As it turned out, they played a really aggressive team and ended up tied. Overtime was a tight 2-minutes of very suspenseful playing and my daughter’s team lost by a single point in the last few seconds. I was sorry that the girls lost, but felt very good about how well they’d played. I couldn’t help but secretly relax given that my daughter was now done with summer softball and also, finally, done with basketball. I tried not to think of the fact that her high school sports career would be ramping up imminently.
With a small break and time to think while driving home, I dreamt of time that I could spend independently. I’m a mom. I’m a single mom…free time is an oxymoron. I have none. Still…what might this mean to me. What it ultimately meant to me was driving up to the state college with my son where he’s had an apartment for the last year. So, as I drove home, I knew that not only this Saturday was spoken for by my younger daughter, but that Sunday was spoken for by my son. Then, back to work on Monday.
Every stage of life is transitory. What does that mean for the relationships we have with our kids? I’m in a weird place with my son, where he is now a boomerang kid without the college degree. We’ve agreed that he’ll take a semester off and work, so that he can save up money for school and take care of some personal business at home before venturing off to a more independent life once again. This is not perfect and I get flack from some for not taking a harder line, but I know my kid. I know he needs a few months under my wing to heal, to get to a steady place in his life, and to plan for the future.
My older daughter, by dint of personality and circumstances has become very independent before she’s really ready to want that. She told me recently that she hadn’t wanted to turn 18. Well, she had almost a semester of college, living far from home, before hitting that milestone. I know she doesn’t want to shoulder the mantle of adulthood so soon, but on the other hand, she’s handling it with grit, determination, and a whole lot more grace than I did at that age.

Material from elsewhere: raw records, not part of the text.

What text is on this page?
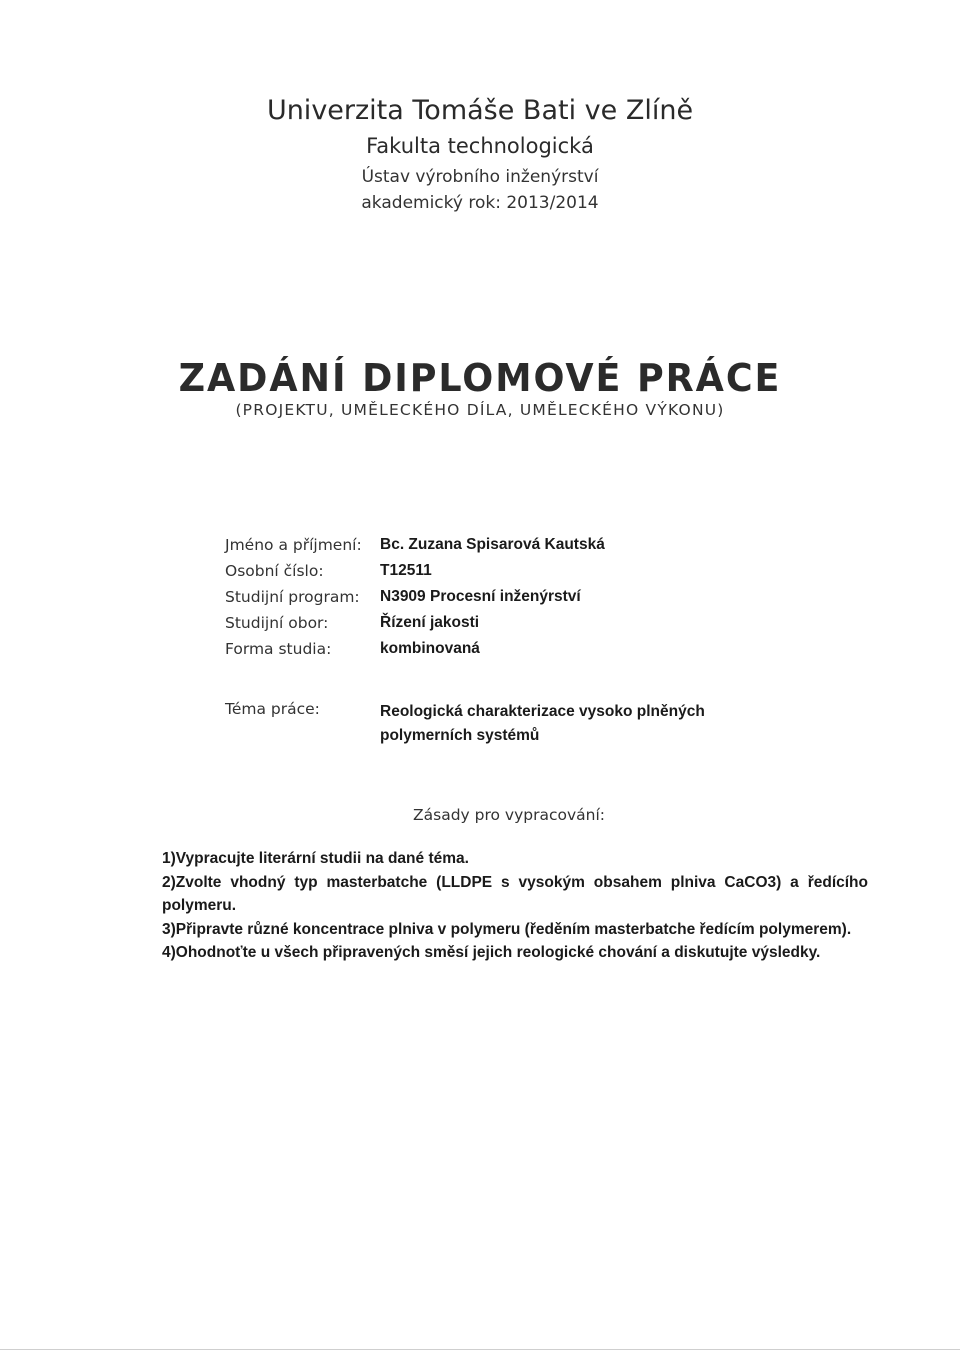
Univerzita Tomáše Bati ve Zlíně
Fakulta technologická
Ústav výrobního inženýrství
akademický rok: 2013/2014
ZADÁNÍ DIPLOMOVÉ PRÁCE
(PROJEKTU, UMĚLECKÉHO DÍLA, UMĚLECKÉHO VÝKONU)
Jméno a příjmení: Bc. Zuzana Spisarová Kautská
Osobní číslo:	T12511
Studijní program: N3909 Procesní inženýrství
Studijní obor:	Řízení jakosti
Forma studia:	kombinovaná
Téma práce:	Reologická charakterizace vysoko plněných
polymerních systémů
Zásady pro vypracování:

1)Vypracujte literární studii na dané téma.

2)Zvolte vhodný typ masterbatche (LLDPE s vysokým obsahem plniva CaCO3) a ředícího polymeru.

3)Připravte různé koncentrace plniva v polymeru (ředěním masterbatche ředícím polymerem).

4)Ohodnoťte u všech připravených směsí jejich reologické chování a diskutujte výsledky.
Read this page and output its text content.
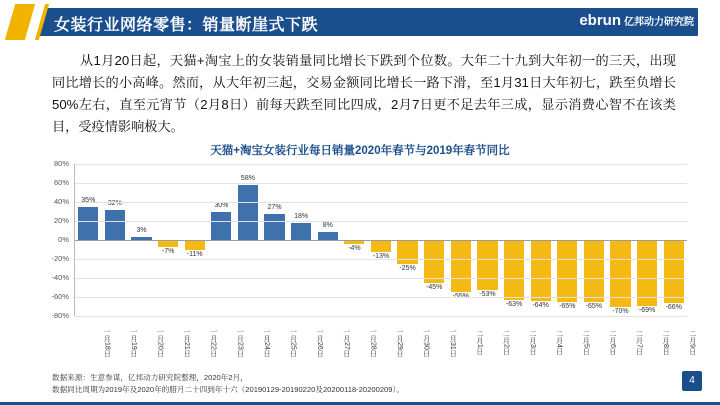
女装行业网络零售：销量断崖式下跌	ebrun 亿邦动力研究院
从1月20日起，天猫+淘宝上的女装销量同比增长下跌到个位数。大年二十九到大年初一的三天，出现同比增长的小高峰。然而，从大年初三起，交易金额同比增长一路下滑，至1月31日大年初七，跌至负增长50%左右，直至元宵节（2月8日）前每天跌至同比四成，2月7日更不足去年三成，显示消费心智不在该类目，受疫情影响极大。
天猫+淘宝女装行业每日销量2020年春节与2019年春节同比
35%
一月18日
32%
一月19日
3%
一月20日
-7%
一月21日
-11%
一月22日
30%
一月23日
58%
一月24日
27%
一月25日
18%
一月26日
8%
一月27日
-4%
一月28日
-13%
一月29日
-25%
一月30日
-45%
一月31日
-55%
二月1日
-53%
二月2日
-63%
二月3日
-64%
二月4日
-65%
二月5日
-65%
二月6日
-70%
二月7日
-69%
二月8日
-66%
二月9日
80%
60%
40%
20%
0%
-20%
-40%
-60%
-80%
数据来源：生意参谋，亿邦动力研究院整理，2020年2月，
数据同比周期为2019年及2020年的腊月二十四到年十六（20190129-20190220及20200118-20200209）。
4
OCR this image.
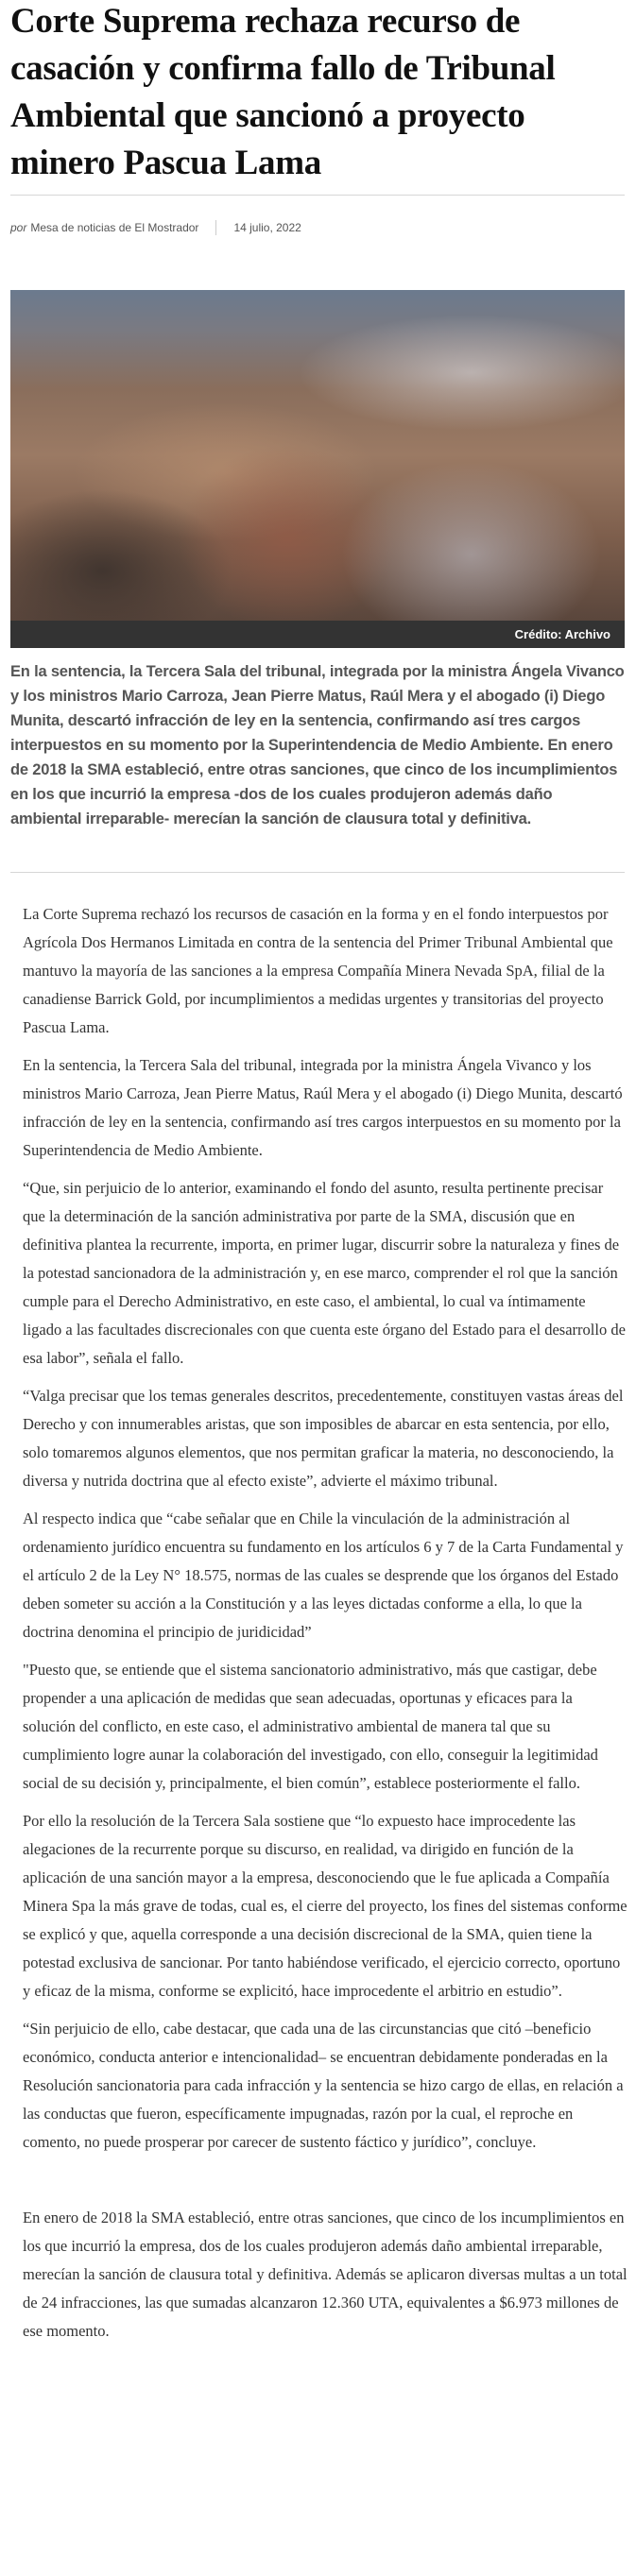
Corte Suprema rechaza recurso de casación y confirma fallo de Tribunal Ambiental que sancionó a proyecto minero Pascua Lama
por Mesa de noticias de El Mostrador	14 julio, 2022
Crédito: Archivo

En la sentencia, la Tercera Sala del tribunal, integrada por la ministra Ángela Vivanco y los ministros Mario Carroza, Jean Pierre Matus, Raúl Mera y el abogado (i) Diego Munita, descartó infracción de ley en la sentencia, confirmando así tres cargos interpuestos en su momento por la Superintendencia de Medio Ambiente. En enero de 2018 la SMA estableció, entre otras sanciones, que cinco de los incumplimientos en los que incurrió la empresa -dos de los cuales produjeron además daño ambiental irreparable- merecían la sanción de clausura total y definitiva.

La Corte Suprema rechazó los recursos de casación en la forma y en el fondo interpuestos por Agrícola Dos Hermanos Limitada en contra de la sentencia del Primer Tribunal Ambiental que mantuvo la mayoría de las sanciones a la empresa Compañía Minera Nevada SpA, filial de la canadiense Barrick Gold, por incumplimientos a medidas urgentes y transitorias del proyecto Pascua Lama.

En la sentencia, la Tercera Sala del tribunal, integrada por la ministra Ángela Vivanco y los ministros Mario Carroza, Jean Pierre Matus, Raúl Mera y el abogado (i) Diego Munita, descartó infracción de ley en la sentencia, confirmando así tres cargos interpuestos en su momento por la Superintendencia de Medio Ambiente.

“Que, sin perjuicio de lo anterior, examinando el fondo del asunto, resulta pertinente precisar que la determinación de la sanción administrativa por parte de la SMA, discusión que en definitiva plantea la recurrente, importa, en primer lugar, discurrir sobre la naturaleza y fines de la potestad sancionadora de la administración y, en ese marco, comprender el rol que la sanción cumple para el Derecho Administrativo, en este caso, el ambiental, lo cual va íntimamente ligado a las facultades discrecionales con que cuenta este órgano del Estado para el desarrollo de esa labor”, señala el fallo.

“Valga precisar que los temas generales descritos, precedentemente, constituyen vastas áreas del Derecho y con innumerables aristas, que son imposibles de abarcar en esta sentencia, por ello, solo tomaremos algunos elementos, que nos permitan graficar la materia, no desconociendo, la diversa y nutrida doctrina que al efecto existe”, advierte el máximo tribunal.

Al respecto indica que “cabe señalar que en Chile la vinculación de la administración al ordenamiento jurídico encuentra su fundamento en los artículos 6 y 7 de la Carta Fundamental y el artículo 2 de la Ley N° 18.575, normas de las cuales se desprende que los órganos del Estado deben someter su acción a la Constitución y a las leyes dictadas conforme a ella, lo que la doctrina denomina el principio de juridicidad”

"Puesto que, se entiende que el sistema sancionatorio administrativo, más que castigar, debe propender a una aplicación de medidas que sean adecuadas, oportunas y eficaces para la solución del conflicto, en este caso, el administrativo ambiental de manera tal que su cumplimiento logre aunar la colaboración del investigado, con ello, conseguir la legitimidad social de su decisión y, principalmente, el bien común”, establece posteriormente el fallo.

Por ello la resolución de la Tercera Sala sostiene que “lo expuesto hace improcedente las alegaciones de la recurrente porque su discurso, en realidad, va dirigido en función de la aplicación de una sanción mayor a la empresa, desconociendo que le fue aplicada a Compañía Minera Spa la más grave de todas, cual es, el cierre del proyecto, los fines del sistemas conforme se explicó y que, aquella corresponde a una decisión discrecional de la SMA, quien tiene la potestad exclusiva de sancionar. Por tanto habiéndose verificado, el ejercicio correcto, oportuno y eficaz de la misma, conforme se explicitó, hace improcedente el arbitrio en estudio”.

“Sin perjuicio de ello, cabe destacar, que cada una de las circunstancias que citó –beneficio económico, conducta anterior e intencionalidad– se encuentran debidamente ponderadas en la Resolución sancionatoria para cada infracción y la sentencia se hizo cargo de ellas, en relación a las conductas que fueron, específicamente impugnadas, razón por la cual, el reproche en comento, no puede prosperar por carecer de sustento fáctico y jurídico”, concluye.

En enero de 2018 la SMA estableció, entre otras sanciones, que cinco de los incumplimientos en los que incurrió la empresa, dos de los cuales produjeron además daño ambiental irreparable, merecían la sanción de clausura total y definitiva. Además se aplicaron diversas multas a un total de 24 infracciones, las que sumadas alcanzaron 12.360 UTA, equivalentes a $6.973 millones de ese momento.
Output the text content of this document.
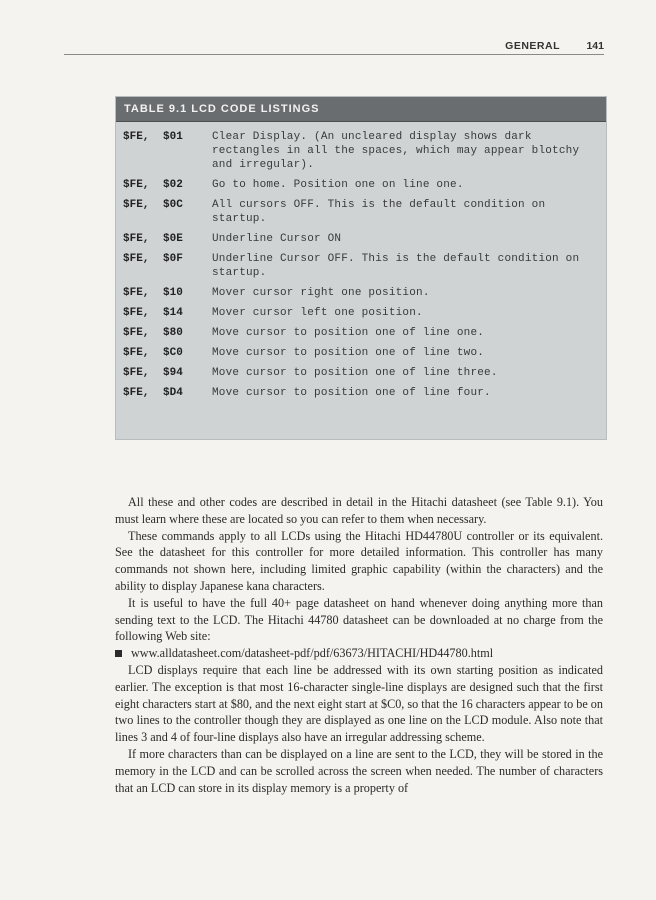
GENERAL	141
TABLE 9.1 LCD CODE LISTINGS
$FE,	$01	Clear Display. (An uncleared display shows dark rectangles in all the spaces, which may appear blotchy and irregular).
$FE,	$02	Go to home. Position one on line one.
$FE,	$0C	All cursors OFF. This is the default condition on startup.
$FE,	$0E	Underline Cursor ON
$FE,	$0F	Underline Cursor OFF. This is the default condition on startup.
$FE,	$10	Mover cursor right one position.
$FE,	$14	Mover cursor left one position.
$FE,	$80	Move cursor to position one of line one.
$FE,	$C0	Move cursor to position one of line two.
$FE,	$94	Move cursor to position one of line three.
$FE,	$D4	Move cursor to position one of line four.

All these and other codes are described in detail in the Hitachi datasheet (see Table 9.1). You must learn where these are located so you can refer to them when necessary.

These commands apply to all LCDs using the Hitachi HD44780U controller or its equivalent. See the datasheet for this controller for more detailed information. This controller has many commands not shown here, including limited graphic capability (within the characters) and the ability to display Japanese kana characters.

It is useful to have the full 40+ page datasheet on hand whenever doing anything more than sending text to the LCD. The Hitachi 44780 datasheet can be downloaded at no charge from the following Web site:

www.alldatasheet.com/datasheet-pdf/pdf/63673/HITACHI/HD44780.html

LCD displays require that each line be addressed with its own starting position as indicated earlier. The exception is that most 16-character single-line displays are designed such that the first eight characters start at $80, and the next eight start at $C0, so that the 16 characters appear to be on two lines to the controller though they are displayed as one line on the LCD module. Also note that lines 3 and 4 of four-line displays also have an irregular addressing scheme.

If more characters than can be displayed on a line are sent to the LCD, they will be stored in the memory in the LCD and can be scrolled across the screen when needed. The number of characters that an LCD can store in its display memory is a property of
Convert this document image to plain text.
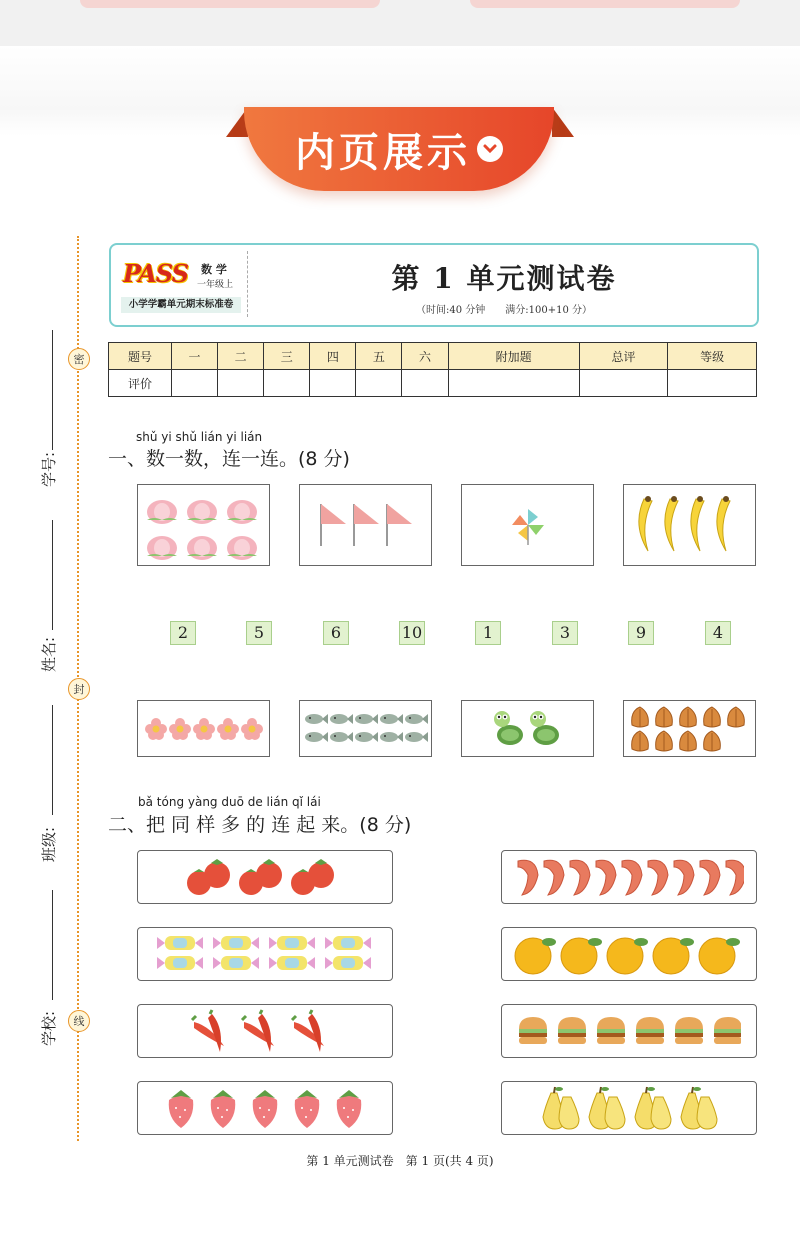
内页展示
密
封
线
学号:
姓名:
班级:
学校:
PASS 数 学
一年级上
小学学霸单元期末标准卷
第 1 单元测试卷
（时间:40 分钟　　满分:100+10 分）
题号	一	二	三	四	五	六	附加题	总评	等级
评价									
shǔ yi shǔ lián yi lián
一、数一数，连一连。(8 分)
2	5	6	10	1	3	9	4
bǎ tóng yàng duō de lián qǐ lái
二、把 同 样 多 的 连 起 来。(8 分)
第 1 单元测试卷　第 1 页(共 4 页)
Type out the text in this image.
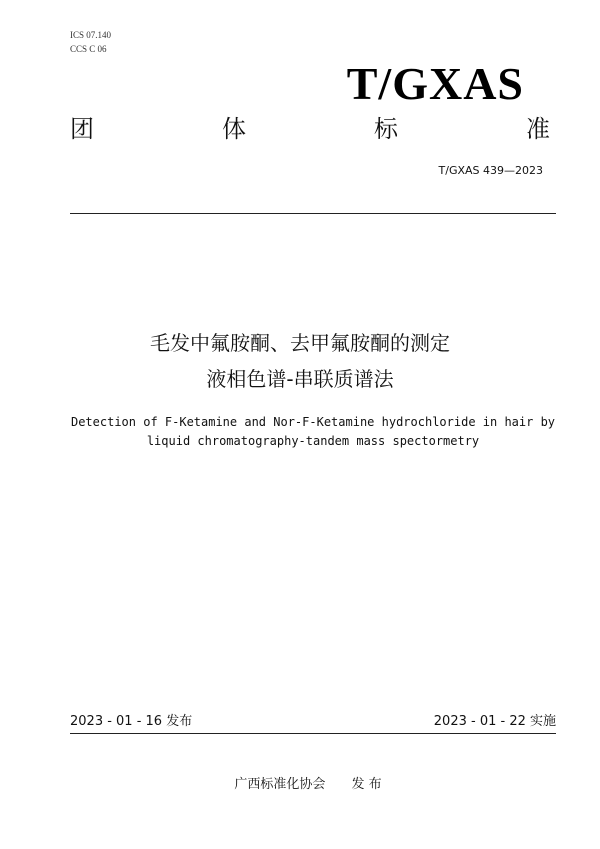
ICS 07.140
CCS C 06
T/GXAS
团	体	标	准
T/GXAS 439—2023
毛发中氟胺酮、去甲氟胺酮的测定
液相色谱-串联质谱法
Detection of F-Ketamine and Nor-F-Ketamine hydrochloride in hair by
liquid chromatography-tandem mass spectormetry
2023 - 01 - 16 发布	2023 - 01 - 22 实施
广西标准化协会 发 布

My younger daughter has also taken on a more Peter Pan view of the world since her older siblings left for college. She used to want to do everything that they were doing even though they were five and seven years ahead of her in school. Now, she is happy to live in the moment, to finish middle school and head to high school. She wants those four years of high school to be her life, in the here and now…college and independent living are off on the horizon, so far away that it is a distraction to even think about it now.
So, I have a few more years…maybe eight or ten given the age of my youngest, to be a major presence in my children’s lives. I will relish that even as I try to spread my wings a bit wider and try to figure out what I want to be when I grow up.
Find the Joy in the Journey…it is happening in the here and now.